Enlarging our scope is the goal of American History Revised; it doesn't celebrate the famous or offer revisionist or politically correct images. It's a user-friendly guide to how fate determines destinies. Consider: one of our most famous presidents, Theodore Roosevelt, was a fluke. President McKinley's veep died in office; Roosevelt was the third man offered the post. A year later, McKinley was assassinated, and Roosevelt entered the White House. Abraham Lincoln won in 1860 with only 39.8% of the vote -- the smallest percentage ever recorded, thanks to two third-party candidates.
But without Haym Salomon, a Polish Jew and personal friend of Washington's, our fledgling government might never have existed. He financed the Revolutionary War, securing loans based on personal credit.

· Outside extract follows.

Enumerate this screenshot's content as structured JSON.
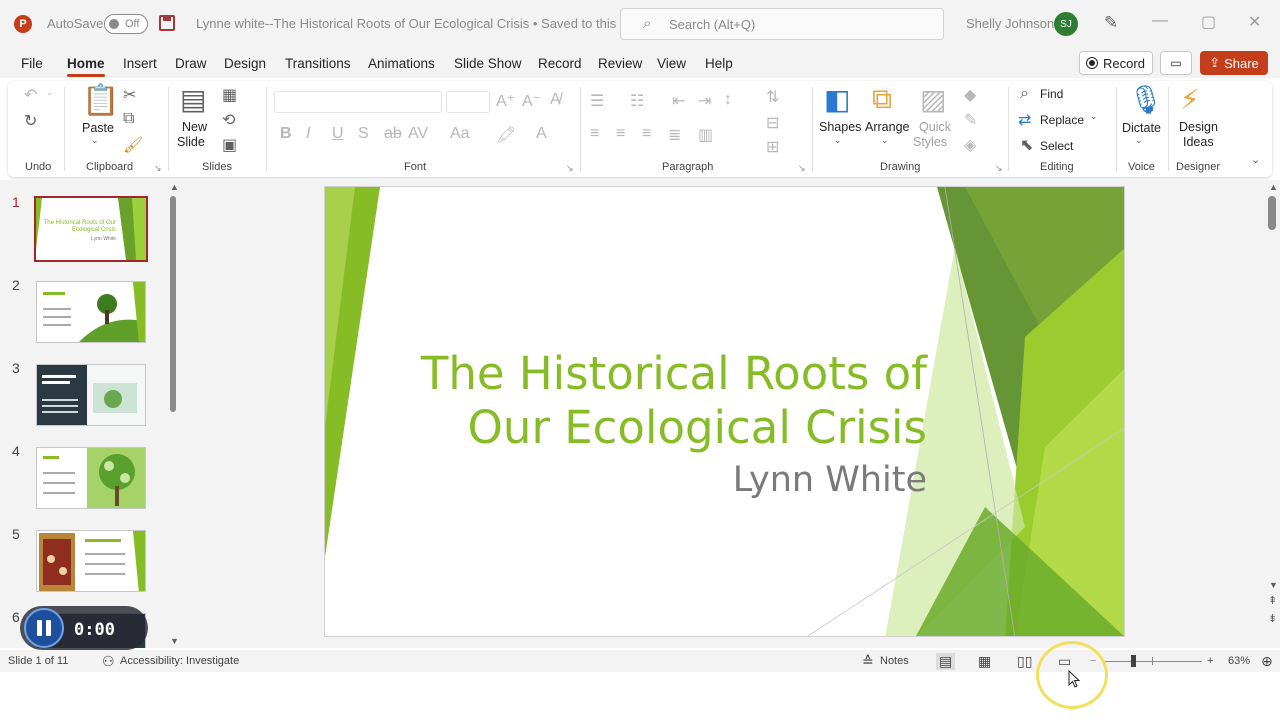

Post-war, he saved the U.S. from financial collapse. The debt owed is incalculable; yet when he died -- impoverished -- he hadn't been repaid a dime.
History also neglects those who were celebrities in their day, but later consigned to oblivion. Inventor Nickola Tesla is the father of the alternating current, the basis of electricity's distribution system. A master theoretician, Tesla's experiments form the basis of radar, X-rays, MRIs, robotics. His electricity technology was superior to Edison's. Like Hedy Lamarr, whose radio frequency patent led to spectrum technology, the basis for cell phones and Internet access, he died broke and forgotten.
George Eastman, founder of Eastman Kodak, was luckier. He made a fortune, but he also gave his workers decent pay, benefits, profit-sharing and a retirement program. A generous, moral man, who returned his company's profits on WWI contracts, Eastman's pictures enriched people's lives; his business practices were a blueprint for enlightened capitalism. Wall Street, are you listening?
American History is filled with such people and events. It should be required reading for anyone in public office, a potent reminder that real history, not the tabloid fodder sprayed across the nightly news, is often made far from the limelight.